The United States government is preparing to resettle 15,000 ethnic Hmong who supported the U.S.-led anti-Communist effort in Laos during the Vietnam War. They fled to Thailand after the war ended nearly 30 years ago. About half of the refugees are to go to the city of St. Paul in Minnesota, and in an unprecedented move, they received a visit on Tuesday (02 March 2004) from that city's mayor.
The mayor of St. Paul, Randy Kelly, spent a week in Thailand to meet refugees and Thai officials as the U.S. government prepares to resettle nearly 15,000 Hmong in the United States.
They are among 300,000 ethnic Hmong who fled Laos after the Communist takeover in 1975. Most were resettled in Western countries, about half of them in the United States, but this group continues to live in a makeshift village at the Tham Krabok Buddhist temple, north of Bangkok.
Mr. Kelly met with residents to hear about their lives and the aspirations they hold. "It is a very profound moment for me in my life to see thousands of people looking to you with hope in their eyes and questions, really, in their heart," said the mayor.
St. Paul is home to 25,000 Hmong-Americans, one of the largest such communities in the country. The mayor was accompanied by seven Hmong leaders from his city, as well as state and local officials.
Mayor Kelly acknowledged that language will pose a barrier, particularly for older Hmong. But he said the younger immigrants, if they enroll in school, should quickly learn English and adapt to U.S. culture.
"We of course will have challenges with respect to finding adequate housing and making sure that our schools are doing the best that we can to ensure that they are successful," he said. "But I am very optimistic that their lives will be much improved."
Some refugees expressed anxiety, especially over finding jobs, but others said they were excited and hoped the move will lead to a better life.

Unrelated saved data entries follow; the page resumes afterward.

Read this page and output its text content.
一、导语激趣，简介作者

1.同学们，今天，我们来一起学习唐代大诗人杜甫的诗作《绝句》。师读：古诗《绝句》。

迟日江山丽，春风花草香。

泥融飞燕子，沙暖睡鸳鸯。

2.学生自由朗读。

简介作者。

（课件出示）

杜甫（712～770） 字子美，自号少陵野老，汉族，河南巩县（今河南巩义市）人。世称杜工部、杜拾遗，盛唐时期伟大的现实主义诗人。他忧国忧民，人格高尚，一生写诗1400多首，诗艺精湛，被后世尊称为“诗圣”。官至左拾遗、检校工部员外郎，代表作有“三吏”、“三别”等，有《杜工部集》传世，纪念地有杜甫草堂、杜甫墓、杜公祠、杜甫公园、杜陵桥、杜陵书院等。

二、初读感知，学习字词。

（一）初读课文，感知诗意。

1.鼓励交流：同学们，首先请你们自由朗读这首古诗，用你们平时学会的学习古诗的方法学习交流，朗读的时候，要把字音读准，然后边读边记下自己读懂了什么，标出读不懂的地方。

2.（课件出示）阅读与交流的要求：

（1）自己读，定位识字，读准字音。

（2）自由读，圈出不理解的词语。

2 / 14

Most are confined to this village of wood and tin-sheet houses without running water. The Thai military records their movements and they cannot legally hold jobs.

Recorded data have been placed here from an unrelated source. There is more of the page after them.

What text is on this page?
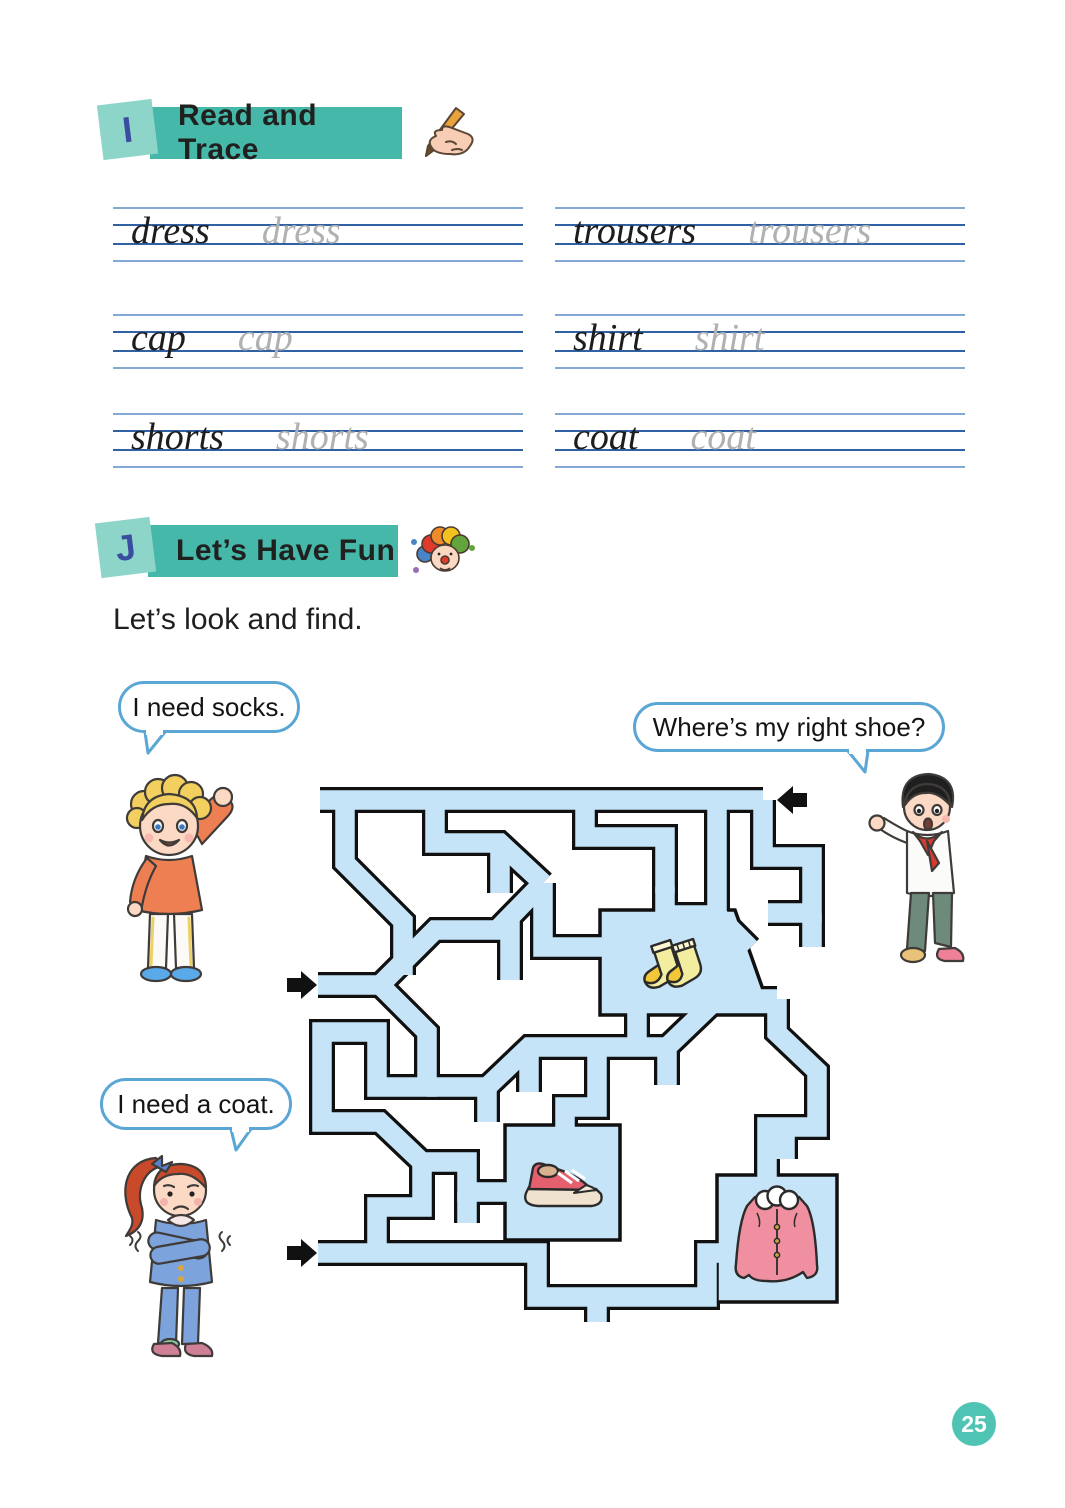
Read and Trace
I
dress dress	trousers trousers
cap cap	shirt shirt
shorts shorts	coat coat
Let’s Have Fun
J
Let’s look and find.
I need socks.
Where’s my right shoe?
I need a coat.
25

The head of the Thai Committee for the Hmong, Willis Bird, says life in the United States will be very different for people who have spent decades under these conditions. "But we are collaborating with the United States government to see to it that these people receive some form of indoctrination, receive some form of education, receive some form of training before they depart for the United States," Mr. Bird said.
The Thai government wants to close the Wat Tham Krabok refugee camp. It says the 1,000 mostly elderly refugees who do not want to emigrate to America will have to move in with family elsewhere. The resettlement is due to begin in August.
Tens of thousands of other Hmong, many of them considered illegal immigrants, will remain in Thailand. Their future is uncertain.